Can it be that faced with a budget crisis, hospitals are flushing out their older employees who earn a salary at the top of the range and a pension? Are they really hiring new grads with no experience in the School of Hard Knocks? There is something to be said for the wisdom of seasoned nurses that only years of practice can offer. Can a new grad walk into a room and with a quick once over, assess a situation that will soon be heading south long before it actually does? Who will mentor these new nurses and teach them the ropes, imparting pearls of wisdom along the way? I learned so much from older nurse mentors, more than nursing school taught me and more than I'll ever be able to repay. Long ago, we were willing to pay for experience and it was nearly impossible to get a job in a specialty area without more than several years of experience under the belt. More and more specialty areas are hiring new grads, and I find myself wondering if money, not the nursing shortage, is the driving force.
It seems that hospitals are more than willing to invest in aesthetics by offering pristine surroundings in upscale neighborhoods, well appointed rooms and a dietary department that offers room service, but seem unwilling to staff with seasoned nurses. With losses due to the economy and newly uninsured, are they being forced to cut the budget in the area that means the most-patient safety?
Seven years ago, at the beginning of Michigan's slide into recession, my husband was laid off from his job. His position wasn't eliminated though. He was replaced by a new employee who had a shiny diploma and salary requirements many thousands of dollars less than my husband's. It was a decision strictly motivated by money. I don't know what gave me the impression that my profession was safe from this kind of thinking and practice.
This getting old business is hard enough, but with so many new graduates out there, and only so many jobs to go around, how can we older nurses compete?
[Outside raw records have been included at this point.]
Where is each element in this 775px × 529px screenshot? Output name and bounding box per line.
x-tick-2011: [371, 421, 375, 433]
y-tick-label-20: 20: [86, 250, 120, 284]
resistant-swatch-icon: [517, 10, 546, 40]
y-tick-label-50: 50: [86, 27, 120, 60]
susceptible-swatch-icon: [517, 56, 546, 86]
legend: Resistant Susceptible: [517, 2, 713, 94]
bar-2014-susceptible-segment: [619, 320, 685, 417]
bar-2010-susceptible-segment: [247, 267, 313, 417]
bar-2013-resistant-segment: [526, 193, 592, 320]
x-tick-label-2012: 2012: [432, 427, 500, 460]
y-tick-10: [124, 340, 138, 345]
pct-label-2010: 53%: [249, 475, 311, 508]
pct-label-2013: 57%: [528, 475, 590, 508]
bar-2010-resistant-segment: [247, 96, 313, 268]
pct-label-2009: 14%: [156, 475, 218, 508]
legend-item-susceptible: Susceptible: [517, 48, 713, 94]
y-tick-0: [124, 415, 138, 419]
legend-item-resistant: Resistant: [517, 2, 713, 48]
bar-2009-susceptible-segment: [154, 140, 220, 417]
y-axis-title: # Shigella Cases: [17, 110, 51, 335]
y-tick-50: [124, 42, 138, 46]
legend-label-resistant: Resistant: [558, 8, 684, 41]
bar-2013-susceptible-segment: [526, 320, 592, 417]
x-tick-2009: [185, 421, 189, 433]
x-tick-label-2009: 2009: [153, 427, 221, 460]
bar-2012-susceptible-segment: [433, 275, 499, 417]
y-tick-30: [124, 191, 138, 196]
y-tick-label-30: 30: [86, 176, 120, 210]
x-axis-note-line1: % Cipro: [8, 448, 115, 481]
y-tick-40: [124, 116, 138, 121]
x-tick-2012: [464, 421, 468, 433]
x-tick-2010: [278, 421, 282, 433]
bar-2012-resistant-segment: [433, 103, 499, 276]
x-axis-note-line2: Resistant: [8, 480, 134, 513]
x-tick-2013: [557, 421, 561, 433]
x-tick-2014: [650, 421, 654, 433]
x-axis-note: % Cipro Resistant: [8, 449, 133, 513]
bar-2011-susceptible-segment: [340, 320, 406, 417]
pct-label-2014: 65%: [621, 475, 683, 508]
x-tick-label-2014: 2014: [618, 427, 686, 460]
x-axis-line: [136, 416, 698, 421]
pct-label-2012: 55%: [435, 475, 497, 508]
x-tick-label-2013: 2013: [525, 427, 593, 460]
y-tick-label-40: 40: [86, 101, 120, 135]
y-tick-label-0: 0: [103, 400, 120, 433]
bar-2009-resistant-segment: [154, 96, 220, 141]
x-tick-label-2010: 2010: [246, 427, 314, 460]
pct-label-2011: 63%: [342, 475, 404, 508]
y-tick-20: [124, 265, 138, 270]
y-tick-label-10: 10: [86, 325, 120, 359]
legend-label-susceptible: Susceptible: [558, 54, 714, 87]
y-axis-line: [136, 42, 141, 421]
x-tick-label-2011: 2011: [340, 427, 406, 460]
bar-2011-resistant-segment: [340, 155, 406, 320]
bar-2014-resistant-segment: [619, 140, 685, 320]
Recently, someone made an offhand remark to me about nurses getting raises, as though this was something we should feel badly about because it puts a burden on the whole organization. I don't know how my fellow nurses feel, especially those who have been in this business as long as me, but I'm tired of apologizing for my salary. After 25 years, I've earned it. I'm educated both formally and by many years of experience. Once upon a time, this experience was considered invaluable. I can only hope that it is appreciated by those who are running hospitals and making decisions that impact patient care.
I hope that what these nurses told me is not a trend. Perhaps what they're experiencing is isolated, but I fear it isn't. What's been going on for years in other industries may well be seeping into mine. Are you seeing these trends in your hospitals?